Double checking msyself on the primary run downs above.
Check clutch hub splines are rippled rough to snag plate slide. No is normal, fair amount common. Check plate teeth are essentially square not vampire points.
Feel edges of the stamped out plate, put slightly round edge to face inward so spring press not resisted. I found a 1.5" end wrench works a treat on the big nut which turns CCW. I use ~ 1" Al squares 1/4" thick to trap basket and hub to nip and unnip. Big vice grips for down and dirty chain trapping to nip up and unnip. No need to put air impact amounts of torque on the sprocket nut as ain't much slide load and trapped by the clamp ring and screw. This has two set screw positions but usually one is buggered up except for new sprockets of course. Put ATF in the chain case, less mess if any on clutch plates and a few drops about evaporate if ya forget the blotter mat. If pure factory ain't a factor I like to replace the 3 small bolts with studs loctied in. Hope the sliding felt seal is still sealing, but might think about getting a couple of them to wet and stuff in to dry out. Pack grease around the adjuster rod to back up Dyno's front seal.

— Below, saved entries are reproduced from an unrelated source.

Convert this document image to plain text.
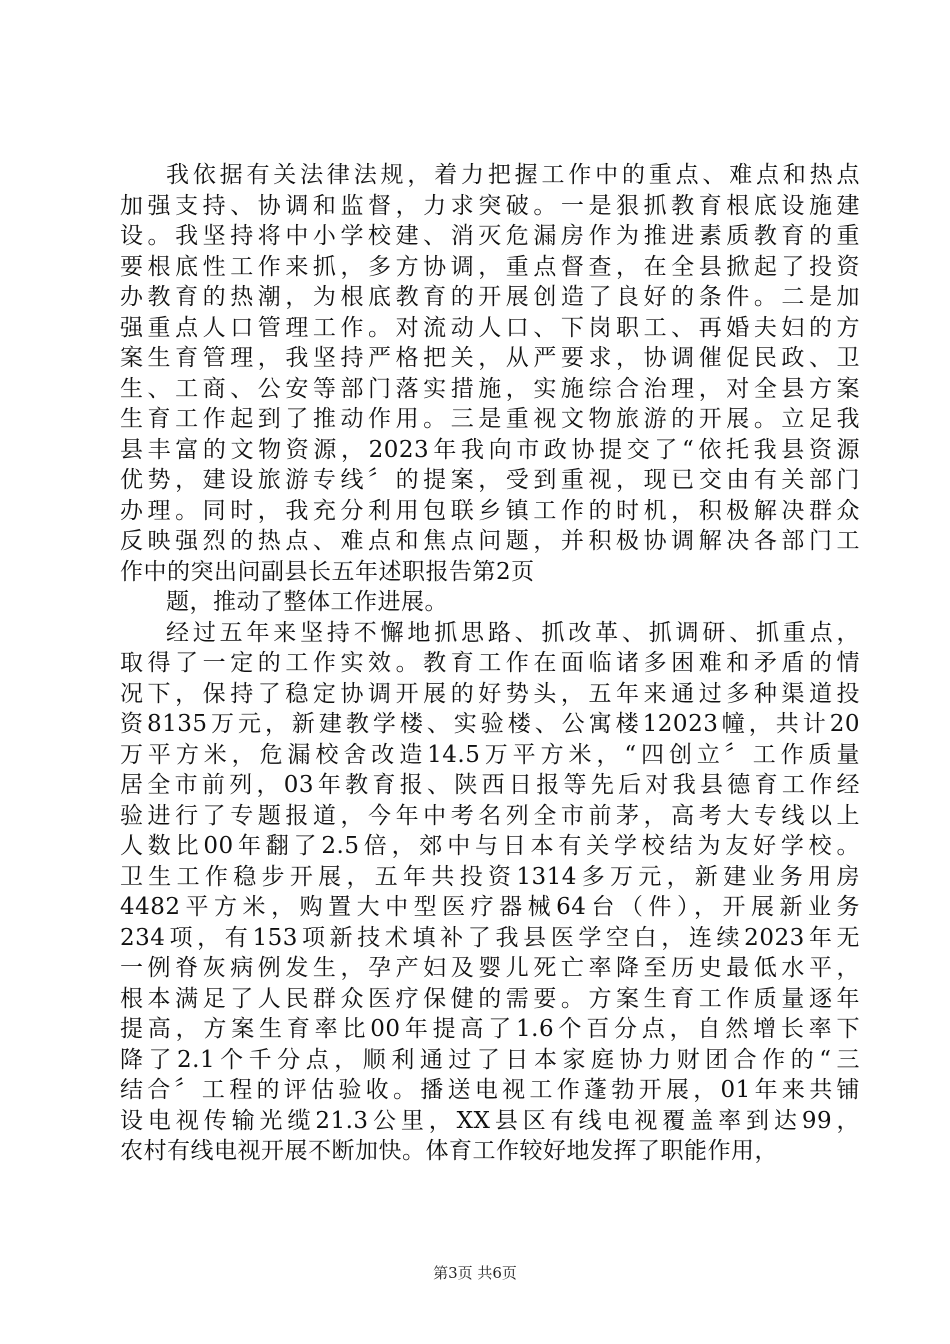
我依据有关法律法规，着力把握工作中的重点、难点和热点
加强支持、协调和监督，力求突破。一是狠抓教育根底设施建
设。我坚持将中小学校建、消灭危漏房作为推进素质教育的重
要根底性工作来抓，多方协调，重点督查，在全县掀起了投资
办教育的热潮，为根底教育的开展创造了良好的条件。二是加
强重点人口管理工作。对流动人口、下岗职工、再婚夫妇的方
案生育管理，我坚持严格把关，从严要求，协调催促民政、卫
生、工商、公安等部门落实措施，实施综合治理，对全县方案
生育工作起到了推动作用。三是重视文物旅游的开展。立足我
县丰富的文物资源，2023年我向市政协提交了“依托我县资源
优势，建设旅游专线〞的提案，受到重视，现已交由有关部门
办理。同时，我充分利用包联乡镇工作的时机，积极解决群众
反映强烈的热点、难点和焦点问题，并积极协调解决各部门工
作中的突出问副县长五年述职报告第2页
题，推动了整体工作进展。
经过五年来坚持不懈地抓思路、抓改革、抓调研、抓重点，
取得了一定的工作实效。教育工作在面临诸多困难和矛盾的情
况下，保持了稳定协调开展的好势头，五年来通过多种渠道投
资8135万元，新建教学楼、实验楼、公寓楼12023幢，共计20
万平方米，危漏校舍改造14.5万平方米，“四创立〞工作质量
居全市前列，03年教育报、陕西日报等先后对我县德育工作经
验进行了专题报道，今年中考名列全市前茅，高考大专线以上
人数比00年翻了2.5倍，郊中与日本有关学校结为友好学校。
卫生工作稳步开展，五年共投资1314多万元，新建业务用房
4482平方米，购置大中型医疗器械64台（件），开展新业务
234项，有153项新技术填补了我县医学空白，连续2023年无
一例脊灰病例发生，孕产妇及婴儿死亡率降至历史最低水平，
根本满足了人民群众医疗保健的需要。方案生育工作质量逐年
提高，方案生育率比00年提高了1.6个百分点，自然增长率下
降了2.1个千分点，顺利通过了日本家庭协力财团合作的“三
结合〞工程的评估验收。播送电视工作蓬勃开展，01年来共铺
设电视传输光缆21.3公里，XX县区有线电视覆盖率到达99，
农村有线电视开展不断加快。体育工作较好地发挥了职能作用，
第3页 共6页
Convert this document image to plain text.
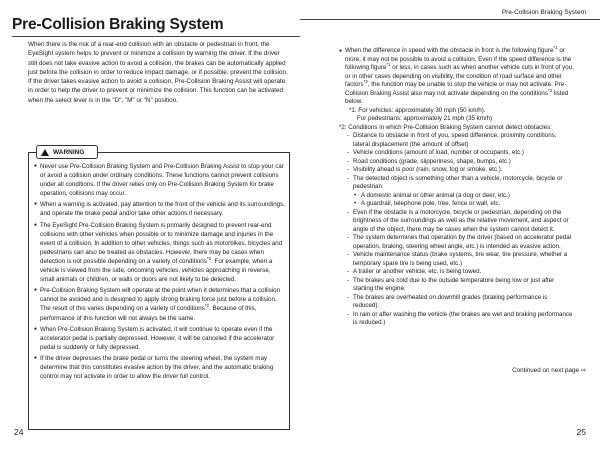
Pre-Collision Braking System
Pre-Collision Braking System

When there is the risk of a rear-end collision with an obstacle or pedestrian in front, the EyeSight system helps to prevent or minimize a collision by warning the driver. If the driver still does not take evasive action to avoid a collision, the brakes can be automatically applied just before the collision in order to reduce impact damage, or if possible, prevent the collision. If the driver takes evasive action to avoid a collision, Pre-Collision Braking Assist will operate in order to help the driver to prevent or minimize the collision. This function can be activated when the select lever is in the "D", "M" or "N" position.

WARNING
● Never use Pre-Collision Braking System and Pre-Collision Braking Assist to stop your car or avoid a collision under ordinary conditions. These functions cannot prevent collisions under all conditions. If the driver relies only on Pre-Collision Braking System for brake operation, collisions may occur.
● When a warning is activated, pay attention to the front of the vehicle and its surroundings, and operate the brake pedal and/or take other actions if necessary.
● The EyeSight Pre-Collision Braking System is primarily designed to prevent rear-end collisions with other vehicles when possible or to minimize damage and injuries in the event of a collision. In addition to other vehicles, things such as motorbikes, bicycles and pedestrians can also be treated as obstacles. However, there may be cases when detection is not possible depending on a variety of conditions$^{*2}$. For example, when a vehicle is viewed from the side, oncoming vehicles, vehicles approaching in reverse, small animals or children, or walls or doors are not likely to be detected.
● Pre-Collision Braking System will operate at the point when it determines that a collision cannot be avoided and is designed to apply strong braking force just before a collision. The result of this varies depending on a variety of conditions$^{*2}$. Because of this, performance of this function will not always be the same.
● When Pre-Collision Braking System is activated, it will continue to operate even if the accelerator pedal is partially depressed. However, it will be canceled if the accelerator pedal is suddenly or fully depressed.
● If the driver depresses the brake pedal or turns the steering wheel, the system may determine that this constitutes evasive action by the driver, and the automatic braking control may not activate in order to allow the driver full control.

● When the difference in speed with the obstacle in front is the following figure$^{*1}$ or more, it may not be possible to avoid a collision. Even if the speed difference is the following figure$^{*1}$ or less, in cases such as when another vehicle cuts in front of you, or in other cases depending on visibility, the condition of road surface and other factors$^{*2}$, the function may be unable to stop the vehicle or may not activate. Pre-Collision Braking Assist also may not activate depending on the conditions$^{*2}$ listed below.

*1: For vehicles: approximately 30 mph (50 km/h).

For pedestrians: approximately 21 mph (35 km/h)

*2: Conditions in which Pre-Collision Braking System cannot detect obstacles:

- Distance to obstacle in front of you, speed difference, proximity conditions, lateral displacement (the amount of offset)

- Vehicle conditions (amount of load, number of occupants, etc.)

- Road conditions (grade, slipperiness, shape, bumps, etc.)

- Visibility ahead is poor (rain, snow, fog or smoke, etc.).

- The detected object is something other than a vehicle, motorcycle, bicycle or pedestrian.

• A domestic animal or other animal (a dog or deer, etc.)

• A guardrail, telephone pole, tree, fence or wall, etc.

- Even if the obstacle is a motorcycle, bicycle or pedestrian, depending on the brightness of the surroundings as well as the relative movement, and aspect or angle of the object, there may be cases when the system cannot detect it.

- The system determines that operation by the driver (based on accelerator pedal operation, braking, steering wheel angle, etc.) is intended as evasive action.

- Vehicle maintenance status (brake systems, tire wear, tire pressure, whether a temporary spare tire is being used, etc.)

- A trailer or another vehicle, etc. is being towed.

- The brakes are cold due to the outside temperature being low or just after starting the engine.

- The brakes are overheated on downhill grades (braking performance is reduced).

- In rain or after washing the vehicle (the brakes are wet and braking performance is reduced.)

Continued on next page ⇨
24	25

Hard to adjust the rotor/stator clearance if there's clash, If just questionable close a good smash on the stator protected by wood may do it, but otherwise its
hard drilling or grinding the stator steel plates for some slack. Inspect the rotor if loose on its core and good pull on metal yet.
Now would be good time to put degree wheel on and definitely mark TDC and the full adv time mark. I knife edge em through paint/ nail polish on the stator seam. Then can know what the factory gauge set at or knocked too.